Résumé de la décision
La Cour de cassation, dans son arrêt rendu le 5 mai 2011, a abordé la question de la conformité de l'article L. 411-11 du code rural aux droits garantis par la Constitution, en particulier le principe de sécurité juridique et le principe de non-rétroactivité de la loi. La question portait sur la possibilité pour un preneur de demander une révision à la baisse du fermage à tout moment, en se basant sur des maxima et minima fixés par l'autorité administrative. La Cour a jugé qu'il n'y avait pas lieu de renvoyer la question au Conseil constitutionnel, considérant que la disposition en question ne portait pas atteinte aux principes constitutionnels invoqués et qu'elle répondait à des motifs d'intérêt général.
Arguments pertinents
1. Absence de nouveauté de la question : La première raison invoquée par la Cour est que la question soumise ne concernait pas l'interprétation d'une disposition constitutionnelle non encore appliquée par le Conseil constitutionnel, ce qui a conduit à conclure qu'elle n'était pas nouvelle.

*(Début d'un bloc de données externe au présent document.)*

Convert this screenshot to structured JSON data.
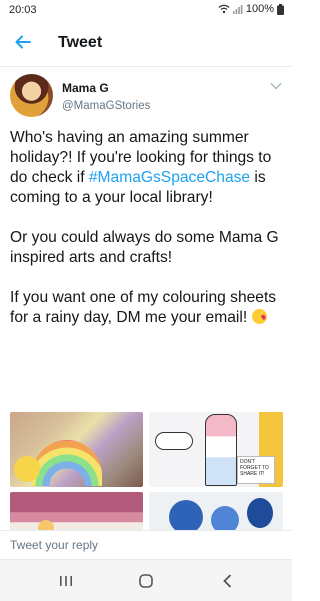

2. Caractère non sérieux de la question : La Cour a estimé que la question posée ne présentait pas de caractère sérieux. Elle a souligné que l'article L. 411-11 du code rural autorise une révision du prix du bail uniquement lors du renouvellement ou au début de chaque nouvelle période de neuf ans, ce qui constitue une garantie au regard du principe de sécurité juridique. La disposition vise en effet à assurer un équilibre entre les droits des preneurs et ceux des bailleurs tout en répondant à un motif d'intérêt général en matière de politique agricole.
3. Garantie procédurale et de fond : La mise en œuvre de l'article L. 411-11 est entourée de garanties suffisantes qui protègent les intérêts des parties, ce qui a permis à la Cour de ne pas voir d'atteinte aux droits constitutionnels.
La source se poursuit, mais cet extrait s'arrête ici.